1
votes

I am trying to send email using google API in asp.net c# and getting Error 400 redirect_uri_mismatch

below is my code:

public void sendemail()
{
    static string[] Scopes = { GmailService.Scope.GmailSend};
    static string ApplicationName = "GmailAPIWeb";

    string CLIENT_ID = "***********************";
    string CLIENT_SECRET = "************";

    var secrets = new ClientSecrets
    {
        ClientId = CLIENT_ID,
        ClientSecret = CLIENT_SECRET
    };

    //Error will throw from here...
    var credential = GoogleWebAuthorizationBroker.AuthorizeAsync(
        secrets,
        Scopes, "user",
        CancellationToken.None, null
         //new FileDataStore(credPath, true)
        ).Result;

    var service = new GmailService(new BaseClientService.Initializer()
    {
        HttpClientInitializer = credential,
        ApplicationName = ApplicationName,
    });

    //Create Message`enter code here`
    MailMessage mail = new MailMessage();
    mail.Subject = "Subject!";
    mail.Body = "This is <b><i>body</i></b> of message";
    mail.From = new MailAddress("[email protected]");
    mail.IsBodyHtml = true;

    mail.To.Add(new MailAddress("[email protected]"));
    MimeKit.MimeMessage mimeMessage = 
    MimeKit.MimeMessage.CreateFromMailMessage(mail);

    var gmailMessage = new Google.Apis.Gmail.v1.Data.Message
    {
        Raw = Encode(mimeMessage.ToString())
    };

    //Send Email
    var result = service.Users.Messages.Send(gmailMessage, "me/OR UserId/EmailAddress").Execute();
}

The redirect URI in the request, http://127.0.0.1:55878/authorize/, does not match the ones authorized for the OAuth client. To update the authorized redirect URIs, visit: https://console.developers.google.com/apis/credentials/oauthclient/${your_client_id}?project=${your_project_number}

I want send email using google api using c#.

1
Welcome to StackOverflow Looks like the error is pretty self-explanatory. Did you add the redirect to Google? - HazardousGlitch
Welcome to stack please edit your question and include your code, make sure you add 127.0.0.1:55878/authorize as a redirect uri in Google developer console for your project. - DaImTo
I have added localhost:44381/Default.aspx as a redirect uri in Google developer console. - jksutaria
GoogleWebAuthorizationBroker.AuthorizeAsync is for installed applications you need to use developers.google.com/api-client-library/dotnet/guide/… for a web application. The redirect uri used by the client library is as follows 127.0.0.1:55878/authorize you cant just set it to whatever. You need to add the one the client library is using to google developer console. why would you set filedatastore to null? - DaImTo
I got in comment in googling for filedatastore to null so - jksutaria

1 Answers

0
votes

The redirect URI in the request, http://127.0.0.1:55878/authorize/, does not match the ones authorized for the OAuth client. To update the authorized redirect URIs, visit: https://console.developers.google.com/apis/credentials/oauthclient/${your_client_id}?project=${your_project_number}

Means exactly that. The redirect uri you are sending from your application http://127.0.0.1:55878/authorize/ must exactly match one that you have set in Google developer console

Web application vs installed application.

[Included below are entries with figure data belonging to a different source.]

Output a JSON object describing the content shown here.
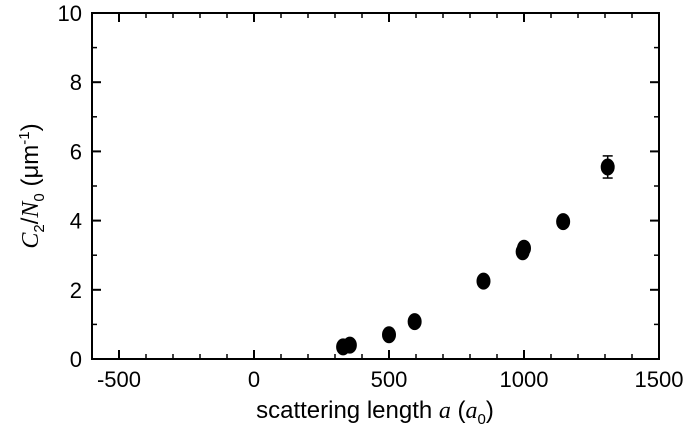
{
  "chart_data": {
    "type": "scatter",
    "xlabel": {
      "prefix": "scattering length ",
      "var": "a",
      "open": " (",
      "unit_base": "a",
      "unit_sub": "0",
      "close": ")"
    },
    "ylabel": {
      "var1": "C",
      "sub1": "2",
      "slash": "/",
      "var2": "N",
      "sub2": "0",
      "unit_open": " (μm",
      "unit_sup": "-1",
      "unit_close": ")"
    },
    "xlim": [
      -600,
      1500
    ],
    "ylim": [
      0,
      10
    ],
    "x_ticks": [
      -500,
      0,
      500,
      1000,
      1500
    ],
    "x_tick_labels": [
      "-500",
      "0",
      "500",
      "1000",
      "1500"
    ],
    "y_ticks": [
      0,
      2,
      4,
      6,
      8,
      10
    ],
    "y_tick_labels": [
      "0",
      "2",
      "4",
      "6",
      "8",
      "10"
    ],
    "grid": false,
    "legend": "none",
    "marker_color": "#000000",
    "series": [
      {
        "points": [
          {
            "x": 330,
            "y": 0.35,
            "err": 0.1
          },
          {
            "x": 355,
            "y": 0.4,
            "err": 0.1
          },
          {
            "x": 500,
            "y": 0.7,
            "err": 0.1
          },
          {
            "x": 595,
            "y": 1.08,
            "err": 0.1
          },
          {
            "x": 850,
            "y": 2.25,
            "err": 0.12
          },
          {
            "x": 995,
            "y": 3.1,
            "err": 0.15
          },
          {
            "x": 1000,
            "y": 3.2,
            "err": 0.15
          },
          {
            "x": 1145,
            "y": 3.97,
            "err": 0.15
          },
          {
            "x": 1310,
            "y": 5.55,
            "err": 0.32
          }
        ]
      }
    ]
  }
}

GoogleWebAuthorizationBroker.AuthorizeAsync is for installed applications, it is designed to open the consent screen on the machine the code is running on. This will not work then if you want to host it on a webserver. What you need to use Web applications (ASP.NET MVC)for a web application.

FileDataStore null

This really doesn't matter as you shouldn't be using GoogleWebAuthorizationBroker.AuthorizeAsync by setting Idatastore null you are just telling it to use FileDataStore which is the default data store the installed application client will use to store credentials

//new FileDataStore(credPath, true)

verification

You might want to look into verification of your application early it can take a while to get an application with gmail scopes verified though google as its done though a third party company and is quite expensive.